Cinco anos depois, em 1994, The Stone Roses lançou “Second Coming”. Se o álbum de estreia tinha a energia experimental de uma tela de Jackson Pollock, o sucessor soava como uma obra sem direção definida. A pressão e as disputas judiciais com a gravadora Silvertone afetaram o processo criativo. John Squire assumiu a maior parte do controle musical, preenchendo as faixas com solos e arranjos que, em sua própria avaliação posterior, eram excessivos.

“Bem, ninguém quis realmente fazer isso, então no final das contas não foi tão frustrante”, afirmou Squire em entrevista à Guitarist Magazine. O guitarrista admitiu que, se tivesse outra chance, teria abordado a gravação com mais moderação. “Provavelmente teria sido mais contido e respeitoso. Na verdade, gostaria de não ter exagerado na guitarra no segundo álbum.”

A resposta do público e da crítica foi mista. Enquanto algumas faixas, como “Love Spreads”, destacavam-se pela sonoridade mais blues-rock, o disco como um todo carecia da coesão e do frescor do primeiro lançamento. A banda, que parecia destinada a dominar a cena musical britânica, viu sua trajetória se complicar. Pouco tempo depois, Squire deixou o grupo, e, em 1996, o The Stone Roses se desfez.

Uma discografia mínima, uma influência imensa

Mesmo com apenas dois discos, The Stone Roses ocupa um lugar central na história do rock britânico. A banda influenciou diretamente grupos como Oasis, Blur e The Verve, ajudando a moldar o britpop nos anos 1990.

O impacto de sua música se fez sentir por décadas, mas as tentativas de retorno nunca resultaram em um novo álbum. Em 2016, a banda lançou duas músicas: “All For One” e “Beautiful Thing”. Enquanto a primeira trouxe uma abordagem mais direta e com mixagem questionável, a segunda foi melhor recebida, destacando a seção rítmica de Mani e Reni e um trabalho de guitarra mais inspirado de Squire.

Muitos fãs imaginaram que um terceiro álbum poderia estar a caminho. Mas, como de costume na trajetória do The Stone Roses, as expectativas logo se dissiparam. O grupo seguiu com alguns shows, mas anunciou oficialmente o fim da reunião em 2017. Ian Brown seguiu com sua carreira solo, enquanto John Squire voltou a trabalhos mais experimentais, incluindo colaborações com Liam Gallagher.

O brilho de um disco solitário

Poucas bandas são lembradas por um único disco com tanta intensidade quanto The Stone Roses. A força de seu álbum de estreia garantiu um espaço permanente na história da música britânica. O som psicodélico misturado ao groove dançante e à atitude indie se tornou uma fórmula replicada em diversas bandas posteriores.

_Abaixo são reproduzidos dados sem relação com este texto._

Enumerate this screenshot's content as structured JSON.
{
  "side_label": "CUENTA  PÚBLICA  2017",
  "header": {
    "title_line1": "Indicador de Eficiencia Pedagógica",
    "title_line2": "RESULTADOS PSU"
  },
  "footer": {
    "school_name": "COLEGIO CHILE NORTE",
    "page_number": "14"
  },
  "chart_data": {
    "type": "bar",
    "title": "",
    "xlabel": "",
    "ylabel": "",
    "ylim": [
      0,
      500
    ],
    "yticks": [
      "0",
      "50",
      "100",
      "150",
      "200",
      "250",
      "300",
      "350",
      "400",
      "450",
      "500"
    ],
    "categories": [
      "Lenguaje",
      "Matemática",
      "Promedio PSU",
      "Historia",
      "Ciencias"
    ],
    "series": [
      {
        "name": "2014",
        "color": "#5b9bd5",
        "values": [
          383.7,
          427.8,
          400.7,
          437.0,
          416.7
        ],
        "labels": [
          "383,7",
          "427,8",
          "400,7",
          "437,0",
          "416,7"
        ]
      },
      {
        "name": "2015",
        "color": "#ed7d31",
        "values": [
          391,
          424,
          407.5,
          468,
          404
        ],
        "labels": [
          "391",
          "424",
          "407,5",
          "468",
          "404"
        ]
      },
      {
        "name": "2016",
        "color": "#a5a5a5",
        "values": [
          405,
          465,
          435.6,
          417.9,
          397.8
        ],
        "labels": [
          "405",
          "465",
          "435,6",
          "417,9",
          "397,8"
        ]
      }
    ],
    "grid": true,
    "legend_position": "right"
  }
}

A influência da banda também ultrapassou a música. O estilo de Ian Brown, com seu corte de cabelo característico e a atitude despretensiosa, serviu de referência para gerações de fãs. Liam Gallagher, por exemplo, frequentemente menciona Brown como uma de suas maiores inspirações.

Por outro lado, a história do grupo sempre levanta uma questão inevitável. Se “Second Coming” tivesse sido melhor recebido, ou se a banda tivesse evitado os problemas legais e continuado lançando álbuns regularmente, o status do primeiro disco seria tão imponente?

A ausência de uma discografia extensa pode ter ajudado a manter a mística da banda. Sem uma sequência de discos medianos, “The Stone Roses” ficou sozinho no centro da mitologia musical do grupo. O que sabemos é que, mais de três décadas depois de seu lançamento, o álbum de estreia do The Stone Roses continua a inspirar novos fãs. Suas canções ainda é executada em festivais, playlists e nos quartos de adolescentes que descobrem a magia da música pela primeira vez. E, talvez, seja essa a verdadeira medida de seu impacto: a capacidade de superar o tempo e continuar a conectar com novas gerações.

Em um mundo onde a música muitas vezes é descartável, o The Stone Roses nos lembra que, às vezes, menos é mais. E que, em raras ocasiões, um único álbum pode ser suficiente para deixar uma marca eterna.